Silver A' Design Award Winner 2025
The spatial vocabulary of Nara Grossi's Enjoei Headquarter Office operates through a sophisticated system of symbolic communications that speak to contemporary workplace values while drawing upon deep wells of design heritage and archetypal spatial experience. The circular rug functions as a mandala-like organizing principle, its bounded geometry creating sacred territory within the larger open plan, the folk botanical patterns evoking agrarian traditions of hand-crafted textiles and connecting digital-age work to ancestral making. The color triad of yellow, orange, and green distributed across furnishings and pattern work activates associations with vitality, warmth, and natural growth, suggesting an organizational culture that values energy and organic development. The curved sofa with its scalloped back introduces feminine, nurturing formal language that softens the masculine industrial vocabulary of exposed structure above, this dialogue between polarities creating dynamic balance. Chrome tubular furniture references Bauhaus ideology of democratic design through industrial production, while the singular yellow chair performs as spatial punctuation, its saturated hue functioning semiotically as invitation and energy marker. The mosaic column operates as axis mundi, a vertical anchor suggesting permanence and craft within the flux of contemporary work, its tessellated surface carrying associations with ancient architectural traditions of hand-placed materials. The exposed ceiling, rather than concealed behind dropped panels, speaks to values of transparency and authenticity increasingly important in organizational culture, while its warm illumination transforms potential harshness into embracing atmosphere. Arched openings in the background reference classical and Mediterranean architectural traditions, their curved geometry suggesting threshold and passage, psychological transition between work modes. The motion-blurred figure confirms human presence and temporal flow, preventing the space from reading as static stage set and affirming its identity as living environment shaped by and for human activity.
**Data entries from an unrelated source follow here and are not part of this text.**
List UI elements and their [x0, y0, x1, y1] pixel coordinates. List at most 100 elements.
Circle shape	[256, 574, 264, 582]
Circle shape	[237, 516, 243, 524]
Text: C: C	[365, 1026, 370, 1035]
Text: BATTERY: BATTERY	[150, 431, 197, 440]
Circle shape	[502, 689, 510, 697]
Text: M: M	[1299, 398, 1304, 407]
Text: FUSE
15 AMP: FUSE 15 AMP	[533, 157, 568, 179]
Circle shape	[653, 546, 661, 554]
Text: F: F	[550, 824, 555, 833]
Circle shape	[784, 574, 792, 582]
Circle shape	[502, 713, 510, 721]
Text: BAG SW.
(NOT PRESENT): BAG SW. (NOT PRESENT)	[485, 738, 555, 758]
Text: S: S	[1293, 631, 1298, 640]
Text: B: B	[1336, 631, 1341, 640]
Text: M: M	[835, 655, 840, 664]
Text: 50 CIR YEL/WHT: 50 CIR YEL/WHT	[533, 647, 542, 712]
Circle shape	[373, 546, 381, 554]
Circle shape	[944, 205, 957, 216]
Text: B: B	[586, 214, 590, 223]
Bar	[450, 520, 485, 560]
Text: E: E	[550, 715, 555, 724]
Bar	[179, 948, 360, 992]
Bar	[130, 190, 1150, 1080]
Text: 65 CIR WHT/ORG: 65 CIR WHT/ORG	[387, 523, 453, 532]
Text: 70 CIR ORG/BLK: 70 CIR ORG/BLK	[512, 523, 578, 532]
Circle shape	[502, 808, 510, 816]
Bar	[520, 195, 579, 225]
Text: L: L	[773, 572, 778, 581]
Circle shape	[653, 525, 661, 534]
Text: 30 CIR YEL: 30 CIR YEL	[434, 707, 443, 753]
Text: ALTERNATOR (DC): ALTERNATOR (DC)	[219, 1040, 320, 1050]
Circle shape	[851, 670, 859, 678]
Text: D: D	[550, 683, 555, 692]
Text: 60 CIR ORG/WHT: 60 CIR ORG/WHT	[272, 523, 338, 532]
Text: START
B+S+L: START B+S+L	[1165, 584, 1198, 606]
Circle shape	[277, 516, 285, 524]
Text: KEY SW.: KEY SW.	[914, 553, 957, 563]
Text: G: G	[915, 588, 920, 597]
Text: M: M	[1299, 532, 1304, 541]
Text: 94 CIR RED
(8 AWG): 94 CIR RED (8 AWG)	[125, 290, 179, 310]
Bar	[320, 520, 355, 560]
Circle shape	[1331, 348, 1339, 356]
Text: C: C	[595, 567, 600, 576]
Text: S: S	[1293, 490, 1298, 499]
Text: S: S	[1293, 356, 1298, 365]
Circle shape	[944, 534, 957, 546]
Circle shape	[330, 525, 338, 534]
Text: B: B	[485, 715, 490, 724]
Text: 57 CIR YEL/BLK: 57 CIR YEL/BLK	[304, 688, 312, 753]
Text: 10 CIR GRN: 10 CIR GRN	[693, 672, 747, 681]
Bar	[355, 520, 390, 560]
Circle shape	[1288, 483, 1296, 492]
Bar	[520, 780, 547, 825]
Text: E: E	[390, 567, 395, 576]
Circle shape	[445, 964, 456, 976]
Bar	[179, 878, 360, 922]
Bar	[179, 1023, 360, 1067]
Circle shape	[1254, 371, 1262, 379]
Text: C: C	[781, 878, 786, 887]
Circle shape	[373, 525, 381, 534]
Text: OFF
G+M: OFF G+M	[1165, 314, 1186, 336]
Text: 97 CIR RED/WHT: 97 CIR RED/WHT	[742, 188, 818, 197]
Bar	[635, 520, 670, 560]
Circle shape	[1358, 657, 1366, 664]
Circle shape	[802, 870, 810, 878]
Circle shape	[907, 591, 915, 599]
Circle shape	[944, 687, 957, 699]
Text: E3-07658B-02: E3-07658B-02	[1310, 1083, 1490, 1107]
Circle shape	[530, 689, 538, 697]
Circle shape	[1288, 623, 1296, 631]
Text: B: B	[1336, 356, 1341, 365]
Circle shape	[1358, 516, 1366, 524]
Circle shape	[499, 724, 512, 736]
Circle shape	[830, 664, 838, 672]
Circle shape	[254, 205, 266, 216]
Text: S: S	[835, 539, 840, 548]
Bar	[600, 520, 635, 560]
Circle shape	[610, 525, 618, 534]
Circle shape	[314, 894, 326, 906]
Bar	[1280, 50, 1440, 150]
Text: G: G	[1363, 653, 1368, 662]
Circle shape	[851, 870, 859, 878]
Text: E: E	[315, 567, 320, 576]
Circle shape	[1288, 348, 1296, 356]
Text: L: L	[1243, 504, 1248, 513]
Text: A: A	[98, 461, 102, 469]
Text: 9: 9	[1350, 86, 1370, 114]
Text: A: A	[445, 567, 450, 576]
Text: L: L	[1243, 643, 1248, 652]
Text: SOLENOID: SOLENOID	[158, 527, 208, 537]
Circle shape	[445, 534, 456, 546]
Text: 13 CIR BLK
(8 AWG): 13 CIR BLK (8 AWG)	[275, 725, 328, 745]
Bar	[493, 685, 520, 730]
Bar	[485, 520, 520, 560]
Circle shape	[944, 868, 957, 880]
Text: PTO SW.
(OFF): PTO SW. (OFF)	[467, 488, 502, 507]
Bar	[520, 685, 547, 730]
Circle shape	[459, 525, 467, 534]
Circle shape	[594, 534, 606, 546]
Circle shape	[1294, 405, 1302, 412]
Enjoei by Gema Arquitetura is a workplace in Oscar Niemeyer's Copan building in Sao Paulo, Brazil. Occupying an area of 2.100 m2, the design concept was structured with three goals in mind: sustainability, accessibility and a sense of belonging. The project focused on understanding scales, bringing contrast between materials and creating a fluid environment where each element connects. Designed for people, the space is calm, quiet and futuristic. Results speak for themselves: with most people coming from home offices everywhere, the team now is upbeat working in this space every day.